Meta Revives Facial Recognition With Smart Glasses

Meta is planning to bring facial recognition technology back to consumers through its Ray-Ban smart glasses, five years after shutting down its controversial face-tagging system on Facebook. The feature, internally called Name Tag, would allow wearers to identify people they encounter and retrieve information about them through Meta's AI assistant.

How Name Tag Would Work

The feature would not function as universal facial recognition. Instead, Meta is exploring approaches where the AI could provide information when it detects two users are linked on a social media platform such as Facebook or Instagram, or when users have public profiles on Meta's services. The company is considering launching the feature as soon as this year.

Meta is also developing super sensing glasses that would run cameras and sensors continuously to keep a record of someone's day, with facial recognition as a key feature. CEO Mark Zuckerberg has questioned whether the glasses should keep their LED indicator light on when using this mode.

Privacy Backlash and Legal History

The planned feature has drawn sharp criticism from privacy advocates. The American Civil Liberties Union warned that face recognition technology on the streets poses a uniquely dire threat to practical anonymity. Meta has already paid more than two billion dollars to settle biometric privacy lawsuits in Illinois and Texas that accused it of collecting facial data without user consent.

An internal memo from May 2025 acknowledged that the Name Tag feature carries safety and privacy risks, while noting the political environment in the United States would be advantageous for its release. The memo stated that many civil society groups expected to oppose the feature would have their resources focused on other concerns.
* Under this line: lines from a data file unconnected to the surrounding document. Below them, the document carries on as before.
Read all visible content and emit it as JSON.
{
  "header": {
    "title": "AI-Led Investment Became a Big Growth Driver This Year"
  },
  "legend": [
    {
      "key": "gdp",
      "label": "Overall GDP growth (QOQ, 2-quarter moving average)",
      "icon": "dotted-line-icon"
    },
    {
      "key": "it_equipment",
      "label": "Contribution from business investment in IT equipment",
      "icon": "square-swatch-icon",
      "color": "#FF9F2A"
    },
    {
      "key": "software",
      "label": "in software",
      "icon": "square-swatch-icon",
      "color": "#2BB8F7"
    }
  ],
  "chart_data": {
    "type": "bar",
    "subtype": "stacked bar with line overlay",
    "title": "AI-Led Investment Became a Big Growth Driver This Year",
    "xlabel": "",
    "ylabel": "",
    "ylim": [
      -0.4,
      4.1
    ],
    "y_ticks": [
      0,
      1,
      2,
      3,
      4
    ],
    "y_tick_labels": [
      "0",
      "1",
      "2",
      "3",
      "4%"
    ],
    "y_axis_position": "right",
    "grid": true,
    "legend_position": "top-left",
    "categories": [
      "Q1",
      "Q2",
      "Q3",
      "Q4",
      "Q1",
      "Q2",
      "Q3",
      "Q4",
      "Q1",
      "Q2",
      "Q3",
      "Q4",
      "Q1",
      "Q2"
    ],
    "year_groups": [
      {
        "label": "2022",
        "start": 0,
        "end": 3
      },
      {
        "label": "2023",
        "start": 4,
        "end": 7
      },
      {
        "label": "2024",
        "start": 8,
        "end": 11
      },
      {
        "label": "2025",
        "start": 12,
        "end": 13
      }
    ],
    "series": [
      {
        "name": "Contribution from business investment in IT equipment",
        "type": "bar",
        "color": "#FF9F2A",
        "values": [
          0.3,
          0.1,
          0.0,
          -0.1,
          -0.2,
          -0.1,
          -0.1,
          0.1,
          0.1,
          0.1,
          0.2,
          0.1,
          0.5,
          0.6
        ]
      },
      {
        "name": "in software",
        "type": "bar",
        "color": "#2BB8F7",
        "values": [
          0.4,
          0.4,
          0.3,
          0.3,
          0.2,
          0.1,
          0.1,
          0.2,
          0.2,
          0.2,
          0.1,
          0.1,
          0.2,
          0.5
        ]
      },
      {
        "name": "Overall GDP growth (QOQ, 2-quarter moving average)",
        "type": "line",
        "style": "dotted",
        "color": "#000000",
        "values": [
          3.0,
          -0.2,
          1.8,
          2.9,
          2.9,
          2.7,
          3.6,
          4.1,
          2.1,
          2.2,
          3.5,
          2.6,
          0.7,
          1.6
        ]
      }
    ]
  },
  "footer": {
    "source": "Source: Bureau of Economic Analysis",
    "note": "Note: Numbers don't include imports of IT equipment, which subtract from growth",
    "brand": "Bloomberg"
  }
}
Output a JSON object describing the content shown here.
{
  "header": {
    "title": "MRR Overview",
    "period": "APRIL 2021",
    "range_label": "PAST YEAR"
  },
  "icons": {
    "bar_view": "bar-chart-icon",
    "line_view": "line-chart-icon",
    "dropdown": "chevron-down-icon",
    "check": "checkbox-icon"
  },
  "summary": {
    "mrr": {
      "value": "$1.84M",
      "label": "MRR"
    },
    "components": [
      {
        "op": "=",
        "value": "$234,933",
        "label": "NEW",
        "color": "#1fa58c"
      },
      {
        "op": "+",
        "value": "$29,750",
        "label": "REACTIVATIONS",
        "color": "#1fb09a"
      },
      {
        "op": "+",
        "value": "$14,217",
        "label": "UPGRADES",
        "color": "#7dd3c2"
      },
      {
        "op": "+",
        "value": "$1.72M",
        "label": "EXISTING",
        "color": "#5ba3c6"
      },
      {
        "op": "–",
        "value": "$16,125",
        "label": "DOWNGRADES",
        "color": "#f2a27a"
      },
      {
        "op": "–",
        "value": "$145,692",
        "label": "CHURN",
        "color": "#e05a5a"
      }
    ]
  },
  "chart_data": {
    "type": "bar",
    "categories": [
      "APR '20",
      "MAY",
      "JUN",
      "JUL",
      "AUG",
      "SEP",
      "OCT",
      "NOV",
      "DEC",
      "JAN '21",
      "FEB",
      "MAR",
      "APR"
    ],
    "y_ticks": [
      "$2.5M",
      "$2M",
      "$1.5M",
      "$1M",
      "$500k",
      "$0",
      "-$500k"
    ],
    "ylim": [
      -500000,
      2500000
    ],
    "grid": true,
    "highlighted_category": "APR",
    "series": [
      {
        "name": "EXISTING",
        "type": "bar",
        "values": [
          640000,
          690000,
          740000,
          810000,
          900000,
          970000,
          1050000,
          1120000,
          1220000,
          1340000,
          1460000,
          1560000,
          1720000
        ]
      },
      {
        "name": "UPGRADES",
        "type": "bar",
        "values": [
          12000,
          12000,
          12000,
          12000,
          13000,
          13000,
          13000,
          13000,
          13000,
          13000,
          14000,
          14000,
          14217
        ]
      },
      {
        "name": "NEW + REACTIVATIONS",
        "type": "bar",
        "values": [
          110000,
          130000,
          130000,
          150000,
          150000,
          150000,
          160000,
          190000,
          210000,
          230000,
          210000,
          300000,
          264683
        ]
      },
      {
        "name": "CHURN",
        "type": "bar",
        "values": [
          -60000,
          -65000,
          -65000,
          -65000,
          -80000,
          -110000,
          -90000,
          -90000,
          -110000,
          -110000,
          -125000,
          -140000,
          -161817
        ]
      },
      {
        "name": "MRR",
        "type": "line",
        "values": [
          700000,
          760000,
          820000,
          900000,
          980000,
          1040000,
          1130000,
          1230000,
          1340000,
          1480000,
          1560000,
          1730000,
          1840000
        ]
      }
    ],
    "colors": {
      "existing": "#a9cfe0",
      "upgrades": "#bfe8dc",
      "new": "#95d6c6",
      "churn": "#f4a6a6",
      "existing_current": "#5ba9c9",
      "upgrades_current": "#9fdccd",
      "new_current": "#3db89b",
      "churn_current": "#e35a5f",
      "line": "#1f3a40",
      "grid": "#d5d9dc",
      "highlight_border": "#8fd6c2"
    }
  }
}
Commercial Momentum Drives the Push

The renewed push comes as Meta's smart glasses have become an unexpected commercial hit. EssilorLuxottica, which partners with Meta to manufacture the Ray-Ban and Oakley smart glasses, reported selling more than seven million units in 2025, more than tripling sales from the previous year. The companies are now discussing doubling production to at least twenty million units by the end of 2026.

The smart glasses face growing competition from Apple, Samsung, Snap, and OpenAI, all of which have announced their own wearable AI devices. Zuckerberg views facial recognition as a way to differentiate Meta's devices and make its AI assistant more useful.